Farmers markets. Checking out my “must read” books from the library. Lazing away a post-5k afternoon, curled up with W. Somehow getting my body up and out the door to run 11 miles on a Sunday morning and then getting myself to church. Experiences I didn’t let myself enjoy this past year. Until now.
After months of unease and indecisiveness, starting over. Back to the place that feels like home. The college town that’s been in my dreams. I’ve longed for a sense of community, for fitting in where my values lie. For meeting new and catching up with old friends. I’m anxious to begin. Already beginning. W’s advice “don’t push it; let it happen,” as I restlessly wait for him to join me permanently in the fall. I’d like for everything to come into place all at once, but we’re easing back in to the thick of things.
“This is what the seasons show us. We all have marveled at the apple tree’s ability to rest through a dark, cold winter, then to grow new leaves in the spring, to blossom again, to bear fruit.” We’ve been waiting through the long winter these last couple years. We’re ready to let our flowers bloom. Grow those apples, I say.
Later, a moment’s jaunt from our new abode, W and I walk through the forest of ferns and Oregon grape, oak and Douglas fir. We contemplate this transition. Our journey has many unknowns. As one of us is uncertain, the other has been given divine wisdom to trust the process.

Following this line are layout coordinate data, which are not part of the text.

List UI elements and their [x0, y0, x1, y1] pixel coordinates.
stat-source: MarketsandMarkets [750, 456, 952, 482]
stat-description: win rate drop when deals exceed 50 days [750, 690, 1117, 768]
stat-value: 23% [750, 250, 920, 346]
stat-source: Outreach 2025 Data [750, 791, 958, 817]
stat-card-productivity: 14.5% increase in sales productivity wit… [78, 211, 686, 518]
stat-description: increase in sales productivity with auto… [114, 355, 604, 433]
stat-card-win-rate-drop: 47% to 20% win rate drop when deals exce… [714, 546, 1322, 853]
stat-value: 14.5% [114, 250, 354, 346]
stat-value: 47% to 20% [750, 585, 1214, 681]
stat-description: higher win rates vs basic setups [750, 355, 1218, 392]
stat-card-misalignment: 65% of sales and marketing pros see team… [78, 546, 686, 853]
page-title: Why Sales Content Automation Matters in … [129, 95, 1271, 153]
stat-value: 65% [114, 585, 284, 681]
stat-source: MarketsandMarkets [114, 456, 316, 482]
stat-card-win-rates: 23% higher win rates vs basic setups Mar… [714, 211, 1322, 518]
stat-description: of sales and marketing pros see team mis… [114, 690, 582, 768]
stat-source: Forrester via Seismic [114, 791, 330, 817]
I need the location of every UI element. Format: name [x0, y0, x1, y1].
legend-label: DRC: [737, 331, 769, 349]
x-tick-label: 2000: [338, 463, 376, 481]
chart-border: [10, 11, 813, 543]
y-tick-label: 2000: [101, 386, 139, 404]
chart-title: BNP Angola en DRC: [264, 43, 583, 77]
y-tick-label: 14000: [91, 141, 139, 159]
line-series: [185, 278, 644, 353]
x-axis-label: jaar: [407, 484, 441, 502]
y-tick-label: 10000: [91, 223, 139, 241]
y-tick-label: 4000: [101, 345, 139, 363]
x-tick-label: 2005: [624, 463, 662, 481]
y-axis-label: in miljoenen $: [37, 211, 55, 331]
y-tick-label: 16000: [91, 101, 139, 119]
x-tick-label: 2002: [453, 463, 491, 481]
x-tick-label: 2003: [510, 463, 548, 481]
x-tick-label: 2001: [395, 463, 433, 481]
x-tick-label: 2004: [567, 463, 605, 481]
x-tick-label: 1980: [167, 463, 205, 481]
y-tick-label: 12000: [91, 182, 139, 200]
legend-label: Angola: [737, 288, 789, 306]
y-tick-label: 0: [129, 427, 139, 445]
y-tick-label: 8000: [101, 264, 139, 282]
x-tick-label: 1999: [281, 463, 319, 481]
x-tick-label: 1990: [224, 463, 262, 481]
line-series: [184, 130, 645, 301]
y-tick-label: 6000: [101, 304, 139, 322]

It is a back and forth sort of thing, and we have always worked this way, it seems. Through the major decisions, this leaning on each other. Today, I encourage W to settle in to the journey, to welcome the ups and downs. Both are progress. We are moving forward again. To new beginnings.
The vegetables in this can easily be interchanged. Sautéing diced eggplant instead of bell pepper is a great addition for the Middle Eastern flavors.
Recipe Updated: 8/25/21
1/8 tsp. ground allspice
1/2 tsp. fennel seeds
1/2 tsp. ground cumin
1/2 tsp. ground coriander
1/2 tsp. ground turmeric
pinch of black pepper
1/4 tsp. sea salt
1/4 cup raisins
3/4 cup millet, uncooked
1 1/2 cups water
Juice of 1/2 a medium lemon
2 Tbs. olive oil plus more for sautéing
1/2 Tbs. raw honey
1 medium onion, diced
1/2 red bell pepper, diced
1 medium zucchini, diced
1 medium yellow summer squash, diced
fresh basil or cilantro, optional
- To begin, bring water, spices, salt, and raisins to boil in a heavy saucepan. When boiling, gently stir in millet and cover with a lid. Lower heat to simmer and cook for 25 minutes. When done, set aside.
- While grain is cooking, stir together the lemon juice, honey, and olive oil. Set aside.
- Dice onion, bell pepper, and summer squashes into a medium dice. Heat a large sauté pan over medium-high. Pour in enough olive oil to lightly coat bottom of pan. When hot, add the onion, and sauté for 15-20 minutes, until slightly caramelized. After about 15 minutes, stir in the bell pepper. Add a dash of water as needed to help caramelize.
- When onions are sweet and golden, stir in the zucchini and summer squash. Sauté for 5-10 more minutes until squash is slightly soft. Stir in the cooked millet and the dressing. Adjust seasoning and sprinkle with finely minced fresh basil or cilantro, about 1 tablespoon per serving.